Page:Lemonnier - Noëls flamands, 1887.djvu/342

Le texte de cette page a été corrigé et est conforme au fac-similé.

» — Clotilde ! je vois bien que votre cœur n’est pas ferme.

» — Si ! si ! dit Clotilde, il est ferme jusqu’à la mort pour ceux qu’il aime. Mais c’est ma tête qui n’est pas ferme. Devant Dieu, Élisabeth, mon cœur n’a jamais trahi.

» — Ah ! je le sens, s’écria Lisbeth, c’est la route la plus dure que tu as prise, toi, la plus faible. Mais Dieu voit dans les cœurs. Adieu, Clotilde. N’oublions jamais que nous sommes deux sœurs.

» — Et toi, tu es pour moi sur la terre comme l’image de ma mère. Laisse-moi te demander, comme je l’aurais fait à notre mère, ta bénédiction. Elle me protégera. Et qui sait ? J’en ai peut-être plus besoin que si j’étais déjà moribonde dans mon lit.

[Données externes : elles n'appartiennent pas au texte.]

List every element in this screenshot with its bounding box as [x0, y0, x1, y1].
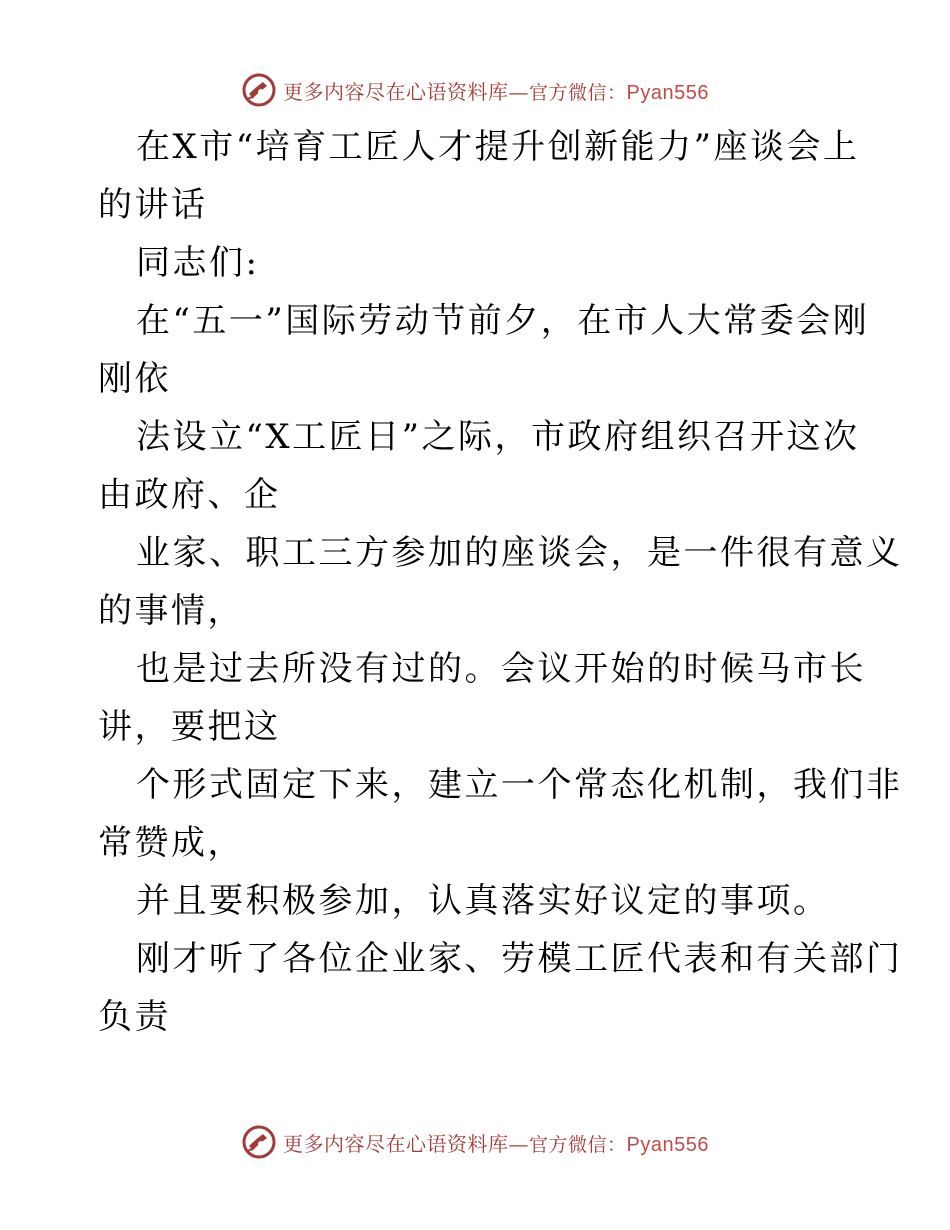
- watermark-text: [283, 76, 709, 105]
- text-line: 常赞成，: [98, 823, 244, 863]
- text-line: 业家、职工三方参加的座谈会，是一件很有意义: [136, 533, 903, 573]
- text-line: 同志们:: [136, 243, 260, 283]
- text-line: 由政府、企: [98, 475, 281, 515]
- wechat-label: 官方微信：: [529, 1133, 627, 1156]
- site-name: 更多内容尽在心语资料库: [283, 79, 509, 104]
- site-name: 更多内容尽在心语资料库: [283, 1131, 509, 1156]
- text-line: 也是过去所没有过的。会议开始的时候马市长: [136, 649, 866, 689]
- text-line: 讲，要把这: [98, 707, 281, 747]
- wechat-id: Pyan556: [626, 1133, 709, 1156]
- text-line: 在X市“培育工匠人才提升创新能力”座谈会上: [136, 127, 860, 167]
- pen-circle-logo-icon: [241, 1124, 277, 1160]
- text-line: 法设立“X工匠日”之际，市政府组织召开这次: [136, 417, 860, 457]
- watermark-text: [283, 1128, 709, 1157]
- separator-dash: —: [508, 1131, 529, 1156]
- text-line: 的事情，: [98, 591, 244, 631]
- text-line: 在“五一”国际劳动节前夕，在市人大常委会刚: [136, 301, 870, 341]
- wechat-id: Pyan556: [626, 81, 709, 104]
- header-watermark-banner: [0, 70, 950, 110]
- pen-circle-logo-icon: [241, 72, 277, 108]
- text-line: 并且要积极参加，认真落实好议定的事项。: [136, 881, 830, 921]
- text-line: 负责: [98, 997, 171, 1037]
- wechat-label: 官方微信：: [529, 81, 627, 104]
- text-line: 刚依: [98, 359, 171, 399]
- separator-dash: —: [508, 79, 529, 104]
- document-body: [98, 118, 903, 1046]
- text-line: 刚才听了各位企业家、劳模工匠代表和有关部门: [136, 939, 903, 979]
- text-line: 的讲话: [98, 185, 208, 225]
- text-line: 个形式固定下来，建立一个常态化机制，我们非: [136, 765, 903, 805]
- footer-watermark-banner: [0, 1122, 950, 1162]
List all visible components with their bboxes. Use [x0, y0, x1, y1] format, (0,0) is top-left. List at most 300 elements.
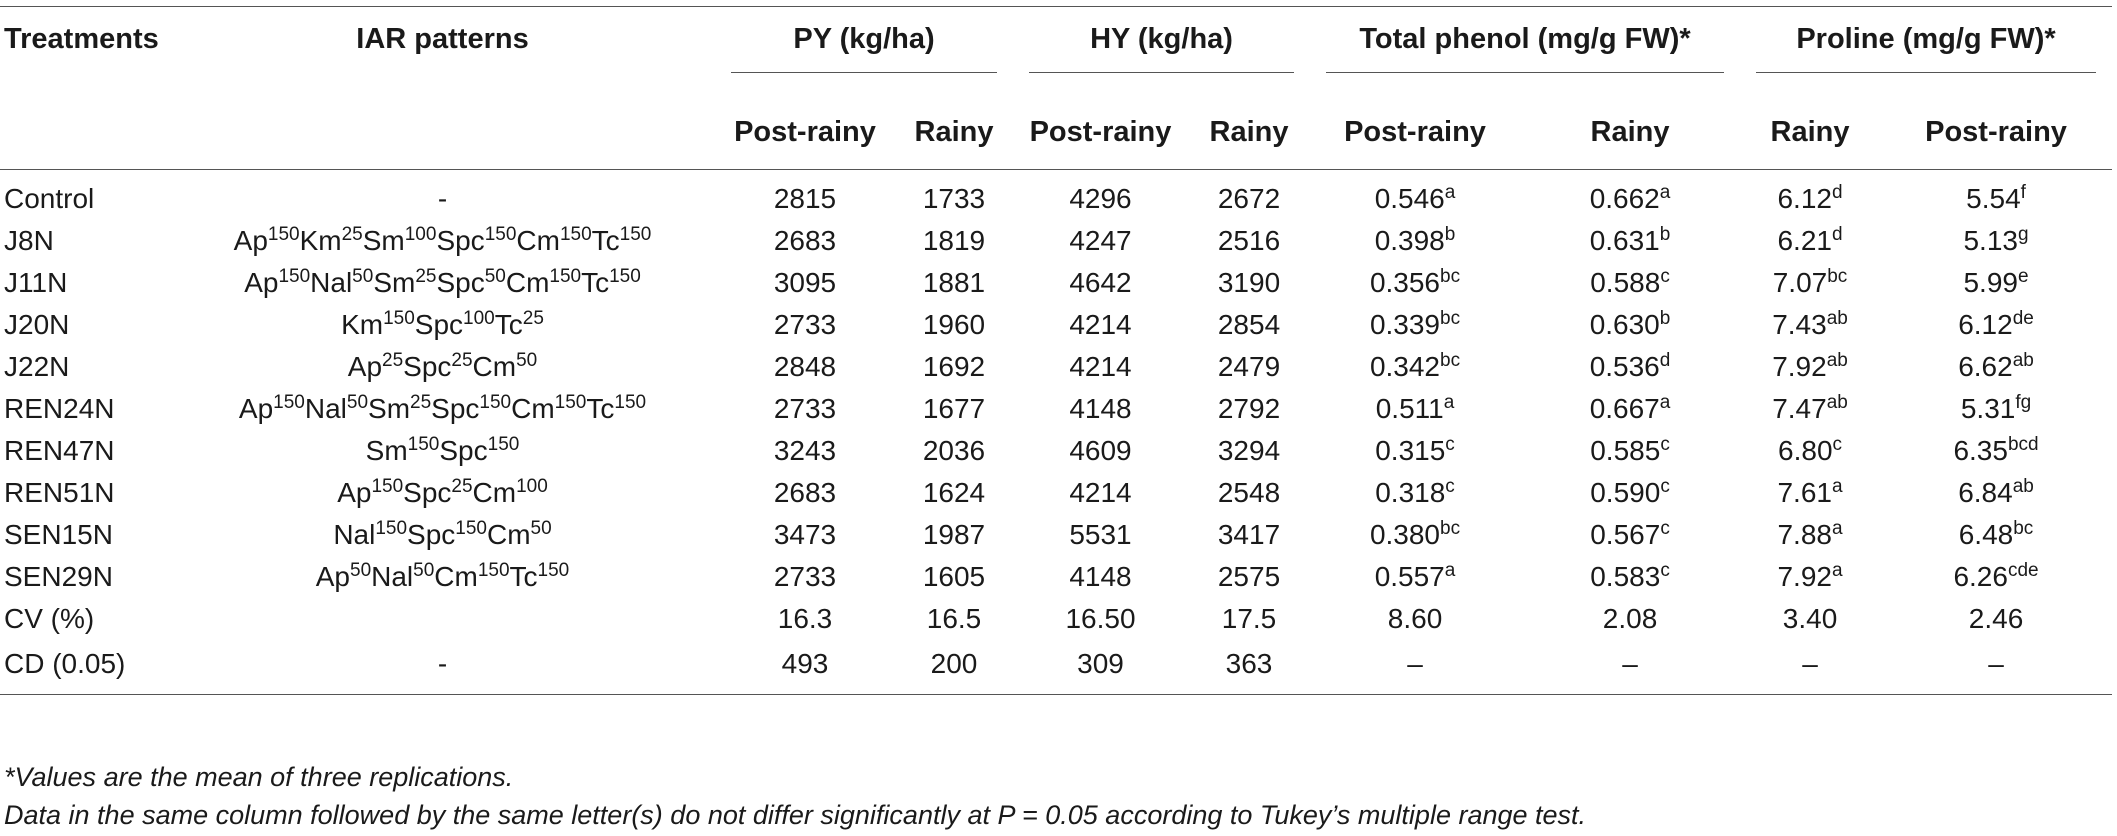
cell-treatment: J20N	[4, 309, 70, 340]
significance-letter: 150	[549, 266, 582, 287]
cell-tp1	[1310, 346, 1520, 388]
cell-treatment: REN24N	[4, 393, 115, 424]
cell-pr2	[1880, 388, 2112, 430]
cell-hy2: 2479	[1217, 351, 1281, 382]
cell-value: 0.380	[1369, 519, 1441, 550]
cell-tp2	[1520, 388, 1740, 430]
significance-letter: c	[1660, 434, 1670, 455]
cell-hy1: 309	[1013, 640, 1188, 695]
cell-value: 2.08	[1602, 603, 1658, 634]
cell-value: 6.12	[1958, 309, 2013, 340]
significance-letter: ab	[1826, 308, 1848, 329]
cell-value: Sm	[373, 267, 416, 298]
significance-letter: d	[1659, 350, 1671, 371]
cell-tp1	[1310, 430, 1520, 472]
cell-value: Sm	[368, 393, 411, 424]
cell-value: Ap	[233, 225, 268, 256]
cell-value: Nal	[333, 519, 376, 550]
cell-value: Tc	[586, 393, 615, 424]
cell-tp1	[1310, 640, 1520, 695]
cell-pr2	[1880, 472, 2112, 514]
subheader-py-post-rainy: Post-rainy	[734, 115, 876, 148]
table-row	[0, 472, 2112, 514]
cell-hy1: 4642	[1069, 267, 1132, 298]
cell-value: 0.356	[1369, 267, 1441, 298]
subheader-proline-post-rainy: Post-rainy	[1925, 115, 2067, 148]
cell-tp1	[1310, 472, 1520, 514]
cell-value: 0.567	[1590, 519, 1661, 550]
cell-py1: 2848	[773, 351, 837, 382]
cell-tp2	[1520, 640, 1740, 695]
significance-letter: cde	[2007, 560, 2039, 581]
significance-letter: 150	[278, 266, 311, 287]
significance-letter: 50	[346, 392, 369, 413]
cell-value: Km	[341, 309, 384, 340]
cell-py1: 3095	[773, 267, 837, 298]
significance-letter: b	[1659, 308, 1671, 329]
cell-pr2	[1880, 304, 2112, 346]
significance-letter: 150	[477, 560, 510, 581]
significance-letter: 150	[455, 518, 487, 539]
cell-hy1: 4148	[1069, 393, 1132, 424]
results-table	[0, 6, 2112, 695]
significance-letter: bcd	[2007, 434, 2039, 455]
cell-value: Ap	[244, 267, 279, 298]
cell-pr2	[1880, 598, 2112, 640]
cell-treatment: CD (0.05)	[0, 640, 170, 695]
cell-hy2: 2792	[1217, 393, 1281, 424]
header-iar-patterns: IAR patterns	[356, 23, 529, 55]
significance-letter: 25	[451, 476, 473, 497]
significance-letter: 50	[516, 350, 538, 371]
cell-value: 0.546	[1374, 183, 1445, 214]
cell-tp2	[1520, 304, 1740, 346]
table-row	[0, 514, 2112, 556]
cell-pr1	[1740, 220, 1880, 262]
cell-py2: 1733	[922, 183, 986, 214]
cell-value: Cm	[472, 351, 517, 382]
cell-value: Nal	[304, 393, 347, 424]
cell-value: 7.07	[1772, 267, 1828, 298]
cell-value: 0.557	[1374, 561, 1445, 592]
cell-value: Cm	[511, 393, 555, 424]
cell-tp1	[1310, 220, 1520, 262]
cell-value: 8.60	[1387, 603, 1443, 634]
cell-py2: 1605	[922, 561, 986, 592]
cell-hy2: 363	[1188, 640, 1310, 695]
cell-value: Ap	[238, 393, 274, 424]
cell-value: 6.84	[1958, 477, 2013, 508]
cell-value: 7.43	[1772, 309, 1827, 340]
footnote-tukey: Data in the same column followed by the same letter(s) do not differ significantly at P = 0.05 according to Tukey’s multiple range test.	[4, 800, 1587, 830]
cell-py2: 200	[895, 640, 1013, 695]
cell-iar-pattern	[170, 640, 715, 695]
cell-treatment: SEN15N	[4, 519, 113, 550]
cell-hy2: 17.5	[1221, 603, 1277, 634]
significance-letter: 100	[516, 476, 548, 497]
footnote-mean: *Values are the mean of three replications.	[4, 762, 514, 792]
cell-value: -	[437, 183, 448, 214]
cell-value: Tc	[494, 309, 523, 340]
significance-letter: d	[1831, 182, 1843, 203]
cell-treatment: J22N	[4, 351, 70, 382]
table-row	[0, 598, 2112, 640]
cell-value: 0.342	[1369, 351, 1441, 382]
significance-letter: ab	[1826, 350, 1848, 371]
significance-letter: a	[1831, 476, 1843, 497]
cell-value: 6.48	[1958, 519, 2014, 550]
significance-letter: 150	[614, 392, 647, 413]
cell-value: 7.61	[1777, 477, 1832, 508]
cell-value: Nal	[371, 561, 414, 592]
cell-value: 7.47	[1772, 393, 1827, 424]
cell-pr1	[1740, 472, 1880, 514]
cell-pr1	[1740, 388, 1880, 430]
cell-value: 3.40	[1782, 603, 1838, 634]
cell-iar-pattern	[170, 556, 715, 598]
cell-hy1: 4214	[1069, 309, 1132, 340]
cell-value: 0.536	[1589, 351, 1660, 382]
cell-value: 7.92	[1772, 351, 1827, 382]
cell-value: Nal	[310, 267, 353, 298]
significance-letter: 150	[383, 308, 415, 329]
cell-tp1	[1310, 598, 1520, 640]
cell-py2: 1677	[922, 393, 986, 424]
cell-py2: 1819	[922, 225, 986, 256]
significance-letter: de	[2012, 308, 2034, 329]
significance-letter: 150	[609, 266, 641, 287]
cell-value: Spc	[436, 225, 485, 256]
significance-letter: bc	[1440, 350, 1461, 371]
cell-py2: 16.5	[926, 603, 982, 634]
cell-tp1	[1310, 514, 1520, 556]
cell-value: 6.35	[1953, 435, 2008, 466]
table-row	[0, 262, 2112, 304]
cell-value: –	[1407, 648, 1423, 679]
cell-hy2: 2854	[1217, 309, 1281, 340]
cell-value: 0.631	[1589, 225, 1660, 256]
significance-letter: e	[2017, 266, 2029, 287]
cell-hy2: 2516	[1217, 225, 1281, 256]
significance-letter: c	[1660, 476, 1670, 497]
table-row	[0, 640, 2112, 695]
significance-letter: 25	[382, 350, 404, 371]
cell-py2: 2036	[922, 435, 986, 466]
cell-treatment: REN51N	[4, 477, 115, 508]
cell-value: 2.46	[1968, 603, 2024, 634]
table-row	[0, 346, 2112, 388]
header-proline	[1740, 7, 2112, 96]
cell-value: 5.13	[1963, 225, 2018, 256]
subheader-hy-rainy: Rainy	[1209, 115, 1289, 148]
cell-value: Cm	[472, 477, 517, 508]
cell-pr1	[1740, 640, 1880, 695]
cell-tp2	[1520, 472, 1740, 514]
cell-value: Spc	[403, 351, 452, 382]
subheader-py-rainy: Rainy	[914, 115, 994, 148]
significance-letter: c	[1832, 434, 1843, 455]
significance-letter: ab	[2012, 476, 2034, 497]
significance-letter: 25	[415, 266, 437, 287]
significance-letter: 50	[413, 560, 435, 581]
significance-letter: 150	[407, 434, 440, 455]
significance-letter: ab	[1826, 392, 1848, 413]
significance-letter: 50	[352, 266, 374, 287]
subheader-hy-post-rainy: Post-rainy	[1029, 115, 1172, 148]
cell-iar-pattern	[170, 598, 715, 640]
significance-letter: 50	[484, 266, 506, 287]
cell-pr1	[1740, 262, 1880, 304]
cell-value: Cm	[434, 561, 478, 592]
cell-value: 0.315	[1375, 435, 1446, 466]
cell-value: 0.667	[1589, 393, 1660, 424]
significance-letter: 150	[537, 560, 570, 581]
cell-value: 0.318	[1375, 477, 1446, 508]
table-body	[0, 170, 2112, 695]
significance-letter: 150	[619, 224, 652, 245]
cell-py1: 3243	[773, 435, 837, 466]
cell-iar-pattern	[170, 170, 715, 221]
cell-tp1	[1310, 262, 1520, 304]
cell-value: 6.26	[1953, 561, 2008, 592]
cell-hy1: 4148	[1069, 561, 1132, 592]
cell-py1: 2683	[773, 477, 837, 508]
cell-value: 0.630	[1589, 309, 1660, 340]
cell-hy2: 2548	[1217, 477, 1281, 508]
cell-py1: 2815	[773, 183, 837, 214]
cell-value: Spc	[431, 393, 480, 424]
cell-tp2	[1520, 556, 1740, 598]
table-row	[0, 388, 2112, 430]
significance-letter: a	[1831, 518, 1843, 539]
significance-letter: c	[1660, 518, 1670, 539]
cell-treatment: SEN29N	[4, 561, 113, 592]
significance-letter: 150	[267, 224, 300, 245]
cell-value: 7.92	[1777, 561, 1832, 592]
cell-value: 6.12	[1777, 183, 1832, 214]
significance-letter: ab	[2012, 350, 2034, 371]
cell-py1: 2733	[773, 561, 837, 592]
cell-value: Tc	[509, 561, 538, 592]
cell-tp2	[1520, 262, 1740, 304]
header-py-label: PY (kg/ha)	[731, 23, 997, 73]
significance-letter: a	[1444, 560, 1456, 581]
header-total-phenol	[1310, 7, 1740, 96]
significance-letter: bc	[1827, 266, 1848, 287]
cell-value: Km	[299, 225, 342, 256]
cell-pr2	[1880, 170, 2112, 221]
cell-value: Spc	[407, 519, 456, 550]
cell-pr1	[1740, 556, 1880, 598]
cell-iar-pattern	[170, 514, 715, 556]
significance-letter: bc	[1440, 518, 1461, 539]
cell-hy2: 3417	[1217, 519, 1281, 550]
cell-value: –	[1988, 648, 2004, 679]
significance-letter: a	[1831, 560, 1843, 581]
cell-py1: 2683	[773, 225, 837, 256]
cell-hy1: 4247	[1069, 225, 1132, 256]
cell-py1: 2733	[773, 309, 837, 340]
cell-tp1	[1310, 388, 1520, 430]
significance-letter: 25	[341, 224, 363, 245]
significance-letter: a	[1443, 392, 1455, 413]
cell-py1: 16.3	[777, 603, 833, 634]
table-row	[0, 220, 2112, 262]
significance-letter: g	[2017, 224, 2029, 245]
cell-value: Cm	[486, 519, 531, 550]
cell-hy2: 2672	[1217, 183, 1281, 214]
table-row	[0, 304, 2112, 346]
cell-tp2	[1520, 430, 1740, 472]
significance-letter: 25	[522, 308, 544, 329]
header-blank	[170, 95, 715, 170]
significance-letter: a	[1659, 392, 1671, 413]
cell-hy1: 4214	[1069, 477, 1132, 508]
header-treatments: Treatments	[4, 23, 159, 55]
cell-tp2	[1520, 170, 1740, 221]
cell-value: 6.62	[1958, 351, 2013, 382]
cell-pr2	[1880, 262, 2112, 304]
cell-pr1	[1740, 598, 1880, 640]
cell-py2: 1692	[922, 351, 986, 382]
cell-pr2	[1880, 640, 2112, 695]
cell-value: 6.21	[1777, 225, 1832, 256]
cell-value: Tc	[581, 267, 610, 298]
significance-letter: a	[1659, 182, 1671, 203]
cell-value: Sm	[362, 225, 405, 256]
cell-value: Ap	[337, 477, 372, 508]
cell-tp1	[1310, 556, 1520, 598]
cell-pr2	[1880, 430, 2112, 472]
cell-value: Spc	[439, 435, 488, 466]
header-total-phenol-label: Total phenol (mg/g FW)*	[1326, 23, 1724, 73]
table-row	[0, 430, 2112, 472]
cell-pr2	[1880, 514, 2112, 556]
significance-letter: 150	[371, 476, 404, 497]
cell-value: 0.588	[1590, 267, 1661, 298]
cell-hy2: 3190	[1217, 267, 1281, 298]
significance-letter: b	[1659, 224, 1671, 245]
cell-hy1: 4296	[1069, 183, 1132, 214]
cell-value: Sm	[365, 435, 408, 466]
cell-py2: 1987	[922, 519, 986, 550]
significance-letter: bc	[1440, 308, 1461, 329]
cell-iar-pattern	[170, 262, 715, 304]
cell-hy1: 4609	[1069, 435, 1132, 466]
significance-letter: f	[2020, 182, 2026, 203]
cell-value: –	[1802, 648, 1818, 679]
cell-value: 7.88	[1777, 519, 1832, 550]
cell-value: 0.590	[1590, 477, 1661, 508]
cell-value: 5.54	[1966, 183, 2021, 214]
cell-value: 0.662	[1589, 183, 1660, 214]
cell-value: Ap	[315, 561, 350, 592]
significance-letter: fg	[2015, 392, 2032, 413]
cell-value: Cm	[516, 225, 560, 256]
cell-value: 5.31	[1960, 393, 2016, 424]
cell-tp2	[1520, 514, 1740, 556]
cell-iar-pattern	[170, 430, 715, 472]
header-hy	[1013, 7, 1310, 96]
cell-value: 5.99	[1963, 267, 2018, 298]
significance-letter: bc	[1440, 266, 1461, 287]
significance-letter: c	[1660, 560, 1670, 581]
cell-iar-pattern	[170, 346, 715, 388]
cell-value: 0.398	[1374, 225, 1445, 256]
significance-letter: 150	[554, 392, 587, 413]
cell-tp1	[1310, 170, 1520, 221]
header-hy-label: HY (kg/ha)	[1029, 23, 1294, 73]
header-proline-label: Proline (mg/g FW)*	[1756, 23, 2096, 73]
cell-py1: 493	[715, 640, 895, 695]
cell-value: -	[437, 648, 448, 679]
cell-py2: 1624	[922, 477, 986, 508]
significance-letter: 50	[350, 560, 372, 581]
cell-pr1	[1740, 346, 1880, 388]
subheader-proline-rainy: Rainy	[1770, 115, 1850, 148]
subheader-phenol-rainy: Rainy	[1590, 115, 1670, 148]
cell-treatment: CV (%)	[4, 603, 95, 634]
cell-iar-pattern	[170, 220, 715, 262]
significance-letter: 100	[463, 308, 495, 329]
cell-iar-pattern	[170, 304, 715, 346]
cell-pr1	[1740, 514, 1880, 556]
cell-tp2	[1520, 346, 1740, 388]
table-header	[0, 7, 2112, 170]
significance-letter: c	[1660, 266, 1670, 287]
cell-value: 0.585	[1590, 435, 1661, 466]
cell-value: 0.583	[1590, 561, 1661, 592]
significance-letter: 150	[484, 224, 517, 245]
cell-hy1: 5531	[1069, 519, 1132, 550]
table-row	[0, 556, 2112, 598]
significance-letter: 25	[451, 350, 473, 371]
cell-value: Spc	[403, 477, 452, 508]
significance-letter: a	[1444, 182, 1456, 203]
cell-treatment: REN47N	[4, 435, 115, 466]
significance-letter: 150	[273, 392, 305, 413]
cell-iar-pattern	[170, 472, 715, 514]
significance-letter: c	[1445, 434, 1455, 455]
cell-value: 6.80	[1778, 435, 1833, 466]
significance-letter: c	[1445, 476, 1455, 497]
cell-tp2	[1520, 220, 1740, 262]
cell-pr1	[1740, 430, 1880, 472]
significance-letter: 150	[559, 224, 592, 245]
significance-letter: 150	[487, 434, 520, 455]
significance-letter: bc	[2013, 518, 2034, 539]
cell-value: Tc	[591, 225, 620, 256]
cell-hy1: 4214	[1069, 351, 1132, 382]
cell-value: 0.339	[1369, 309, 1441, 340]
cell-py2: 1881	[922, 267, 986, 298]
cell-value: Ap	[347, 351, 383, 382]
cell-pr2	[1880, 556, 2112, 598]
cell-value: Spc	[436, 267, 485, 298]
cell-hy2: 2575	[1217, 561, 1281, 592]
cell-pr2	[1880, 220, 2112, 262]
significance-letter: 25	[410, 392, 432, 413]
cell-py2: 1960	[922, 309, 986, 340]
cell-py1: 3473	[773, 519, 837, 550]
cell-value: Cm	[505, 267, 550, 298]
cell-tp1	[1310, 304, 1520, 346]
significance-letter: 150	[479, 392, 512, 413]
cell-hy2: 3294	[1217, 435, 1281, 466]
cell-iar-pattern	[170, 388, 715, 430]
cell-value: 0.511	[1375, 393, 1444, 424]
cell-treatment: Control	[4, 183, 95, 214]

» Ah ! Stéphane, mon cœur était déchiré, car je comprenais ce qu’il y avait sous ces paroles. Je ne sais quoi me disait que des morceaux de ce pauvre cœur ce qu’il restait encore pour la faire vivre se briserait bientôt, et que tout serait fini d’elle. Qui peut expliquer ces choses-là ?

» Alors elles se dirent adieu ; l’une et l’autre évitaient de parler du lendemain ; elles s’embrassèrent comme si elles ne devaient plus se revoir.

» Et quand Lisbeth fut partie, Clotilde se jeta dans mes bras et me dit en sanglotant :

» — Ah ! Thérèse, il en est peut-être mieux ainsi ! Est-ce que je puis répondre de moi ? Je suis une malheureuse.

» Et comme son cœur battait violemment, elle ajouta :

» — Les joies et les peines ne sont plus qu’une même chose pour mon cœur : elles le mettent en pièces.